Never-ending logarithmic series

Assuming that there should also be the term $\log_{2}(\sqrt{x})$ after $\log_{2}(x)$ then the equation becomes

$\log_{2}(x) + \log_{2}(x^{\frac{1}{2}}) + \log_{2}(x^{\frac{1}{4}}) + \log_{2}(x^{\frac{1}{8}}) + ...... = 4$

$\Longrightarrow (1 + \frac{1}{2} + \frac{1}{4} + \frac{1}{8} + ....... )*\log_{2}(x) = 4$

$\Longrightarrow 2*\log_{2}(x) = 4 \Longrightarrow \log_{2}(x) = 2 \Longrightarrow x = 2^{2} = \boxed{4}$ .

@Sandeep Bhardwaj Nice question, but I think you have omitted a term in the equation; please see my note above.

Following logarithmic laws: Log(x)^k = klog(x) .You are using a square root on each term which.
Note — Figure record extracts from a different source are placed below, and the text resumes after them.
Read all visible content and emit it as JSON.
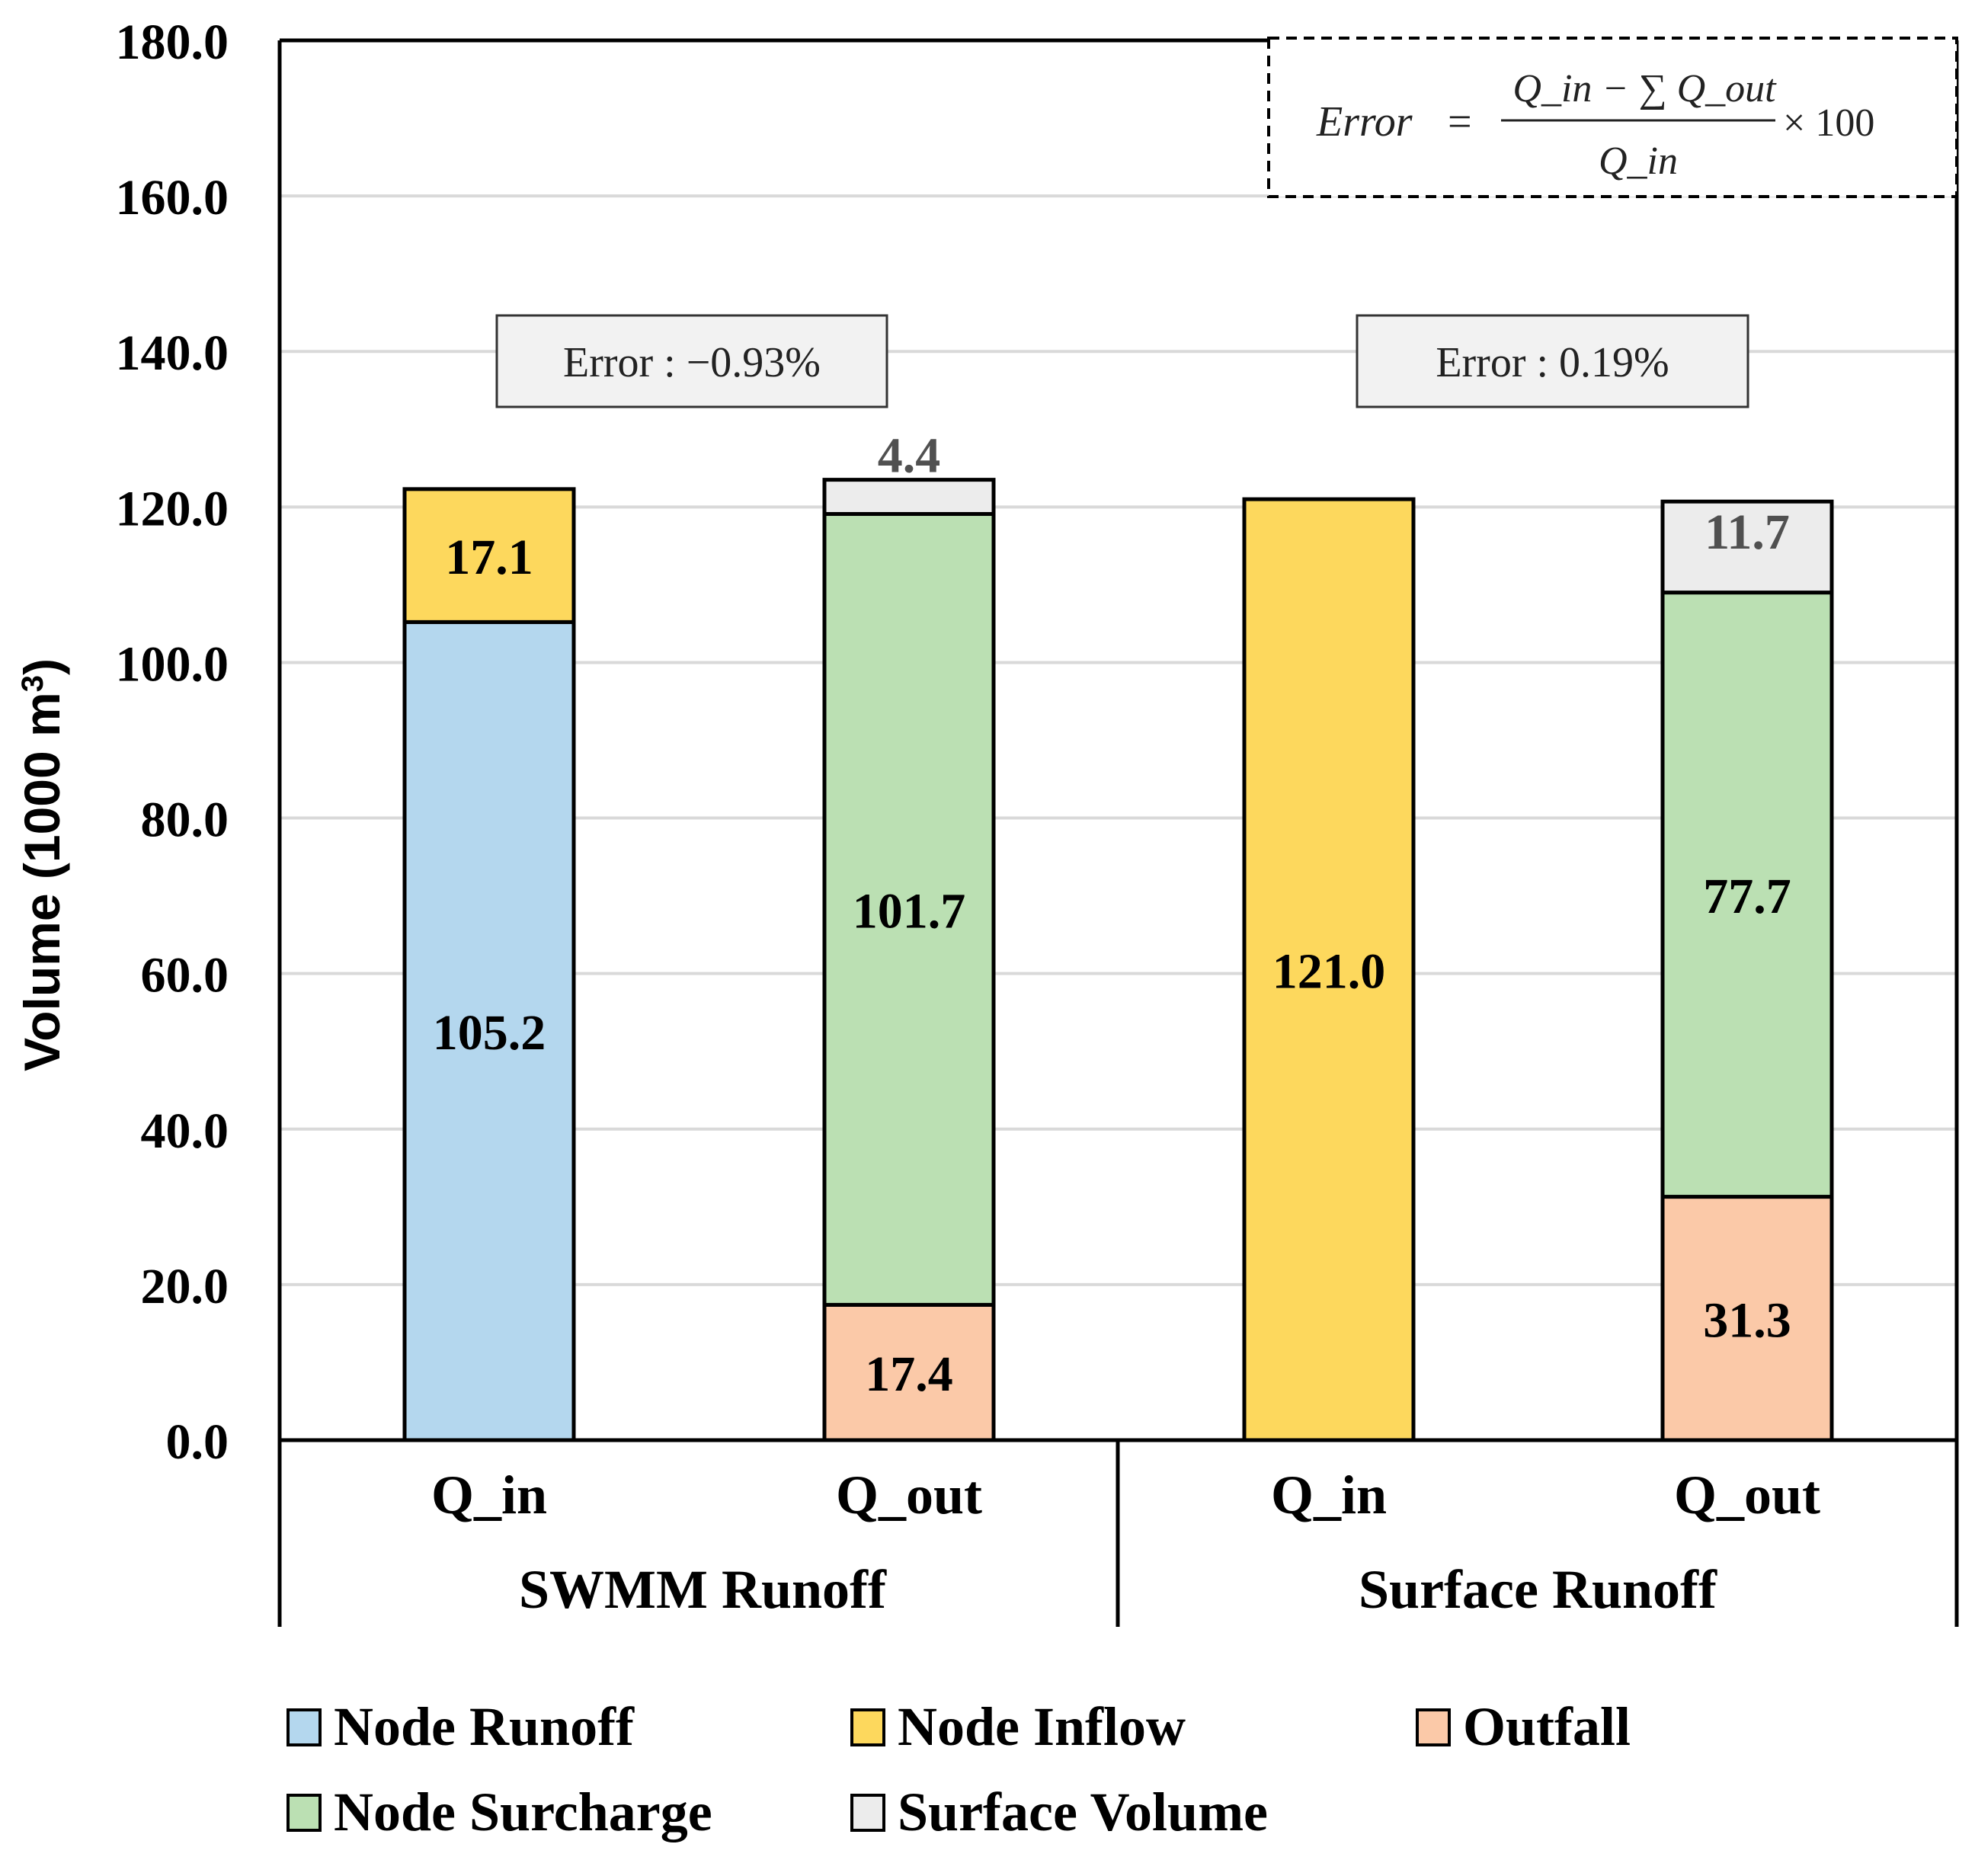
{
  "chart_data": {
    "type": "bar",
    "stacked": true,
    "ylabel": "Volume (1000 m",
    "ylabel_sup": "3",
    "ylabel_close": ")",
    "ylim": [
      0,
      180
    ],
    "yticks": [
      "0.0",
      "20.0",
      "40.0",
      "60.0",
      "80.0",
      "100.0",
      "120.0",
      "140.0",
      "160.0",
      "180.0"
    ],
    "grid": true,
    "groups": [
      {
        "name": "SWMM Runoff",
        "error_label": "Error : −0.93%",
        "bars": [
          {
            "label": "Q_in",
            "segments": [
              {
                "series": "Node Runoff",
                "value": 105.2,
                "label": "105.2"
              },
              {
                "series": "Node Inflow",
                "value": 17.1,
                "label": "17.1"
              }
            ]
          },
          {
            "label": "Q_out",
            "segments": [
              {
                "series": "Outfall",
                "value": 17.4,
                "label": "17.4"
              },
              {
                "series": "Node Surcharge",
                "value": 101.7,
                "label": "101.7"
              },
              {
                "series": "Surface Volume",
                "value": 4.4,
                "label": "4.4"
              }
            ]
          }
        ]
      },
      {
        "name": "Surface Runoff",
        "error_label": "Error : 0.19%",
        "bars": [
          {
            "label": "Q_in",
            "segments": [
              {
                "series": "Node Inflow",
                "value": 121.0,
                "label": "121.0"
              }
            ]
          },
          {
            "label": "Q_out",
            "segments": [
              {
                "series": "Outfall",
                "value": 31.3,
                "label": "31.3"
              },
              {
                "series": "Node Surcharge",
                "value": 77.7,
                "label": "77.7"
              },
              {
                "series": "Surface Volume",
                "value": 11.7,
                "label": "11.7"
              }
            ]
          }
        ]
      }
    ],
    "series": [
      {
        "name": "Node Runoff",
        "color": "#b4d7ee"
      },
      {
        "name": "Node Inflow",
        "color": "#fdd85d"
      },
      {
        "name": "Outfall",
        "color": "#fbc9a8"
      },
      {
        "name": "Node Surcharge",
        "color": "#bbe0b3"
      },
      {
        "name": "Surface Volume",
        "color": "#ececec"
      }
    ],
    "legend_position": "bottom",
    "formula": {
      "lhs": "Error",
      "equals": "=",
      "numerator": "Q_in − ∑ Q_out",
      "denominator": "Q_in",
      "times": "× 100"
    }
  }
}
This means that each term goes up to the power of a half from the last one so log2(x) + log2(x)^1/2 ....=4 so using the sum to infinity equation: Sn= a(1-r^n)/ 1-r where a = the first term (log2(x)) and r= 1/2 then it becomes 2= log2(x) and then 2^2 =x which is 4!